Alain Berset warnt Ärzte vor unnötigen Eingriffen
SP-Nationalrätin Nadine Masshardt hatte für den Bundesrat viele Fragen zu den Krankenkassenprämien parat. Die Antworten deuten auf eine schwierige Situation.
Das Wichtigste in Kürze
- Die Krankenkassenprämien werden im nächsten Jahr wohl wieder stark ansteigen.
- Dies könnte mit einem Nachholeffekt aufgrund der Pandemie zu tun haben.
- Alain Berset ruft aber auch zu einem reduziertem Mass an Leistungen auf.
Bald gibt der Bundesrat bekannt, wie die Krankenkassenprämien 2023 aussehen werden. Weil sie letztes Jahr leicht gesunken sind, drohe ein Prämienschock, warnten Fachpersonen, Politiker und Medien. Und jetzt auch der Bundesrat.
Alain Berset präsentierte am Mittwoch eines «seiner» zwei Entlastungspakete. Das erste wurde im Juni 2021 vom Parlament verabschiedet. Unter anderem soll die Behandlung von insbesondere chronisch kranken Menschen schlanker ausgestaltet werden.
SP-Nationalrätin und Konsumentenschützerin Nadine Masshardt (BE) reichte im Juni eine Interpellation ein. Einerseits wolle sie herausfinden, wie stark die Prämien gemäss Einschätzungen des Bundesrats ansteigen werden. Andererseits aber solle der Bundesrat die möglichen Ursachen für diesen Anstieg mitteilen.
Auch 2021 war teurer als angenommen
Zwar könne sich der Bundesrat noch nicht über die konkrete Prämienerhöhung 2023 äussern, so die Antwort von Alain Berset. Die Prämiengenehmigung sei noch nicht abgeschlossen. Aber: «Die tatsächlichen Kosten im Jahr 2021 lagen deutlich über den prognostizierten Kosten.»

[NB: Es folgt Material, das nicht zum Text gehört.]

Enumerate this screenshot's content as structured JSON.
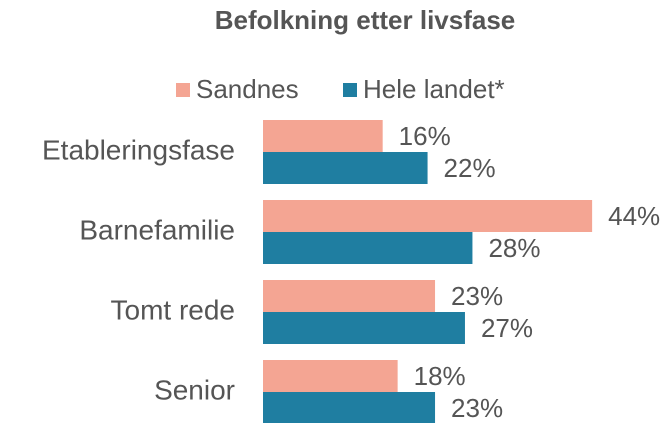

Das Kostenentwicklungsmonitoring zeige «für das zweite Quartal 2022 ein grösseres Kostenwachstum im Vergleich zum vorigen Jahr», heisst es weiter. Dementsprechend müsse mit einem Anstieg der Prämien gerechnet werden, bestätigt Alain Berset. Aber die Entwicklung der Kosten sei von Kanton zu Kanton sehr unterschiedlich.
Dies lasse sich einerseits durch die «übliche jährliche Erhöhung» erklären. Aber auch durch den Nachholeffekt aufgrund der Pandemie, weil 2020 viele Eingriffe nicht durchgeführt wurden. Dieser Effekt lasse sich derzeit nicht quantifizieren, so der Bundesrat. Zudem seien keine Daten zu durch diese Verschiebungen verursachten Kosten verfügbar.
Masshardt fragte ausdrücklich, ob der Bundesrat denke, dass viele dieser Nachhol-Eingriffe «hauptsächlich unnötig» seien. Darauf schreibt Berset deutlich: Die Leistungserbringer müssten ihre Leistungen auf das Nötigste beschränken. Sprich: Die Leistungen müssten im Interesse der Versicherten liegen und für den Behandlungszweck erforderlich sein.
Die Versicherer ihrerseits müssten prüfen, ob die Behandlungen «wirksam, zweckmässig und wirtschaftlich sind». So soll vermieden werden, dass «unnötige Behandlungen» abgerechnet würden. Unabhängig davon, ob sie nachgeholt worden seien oder nicht.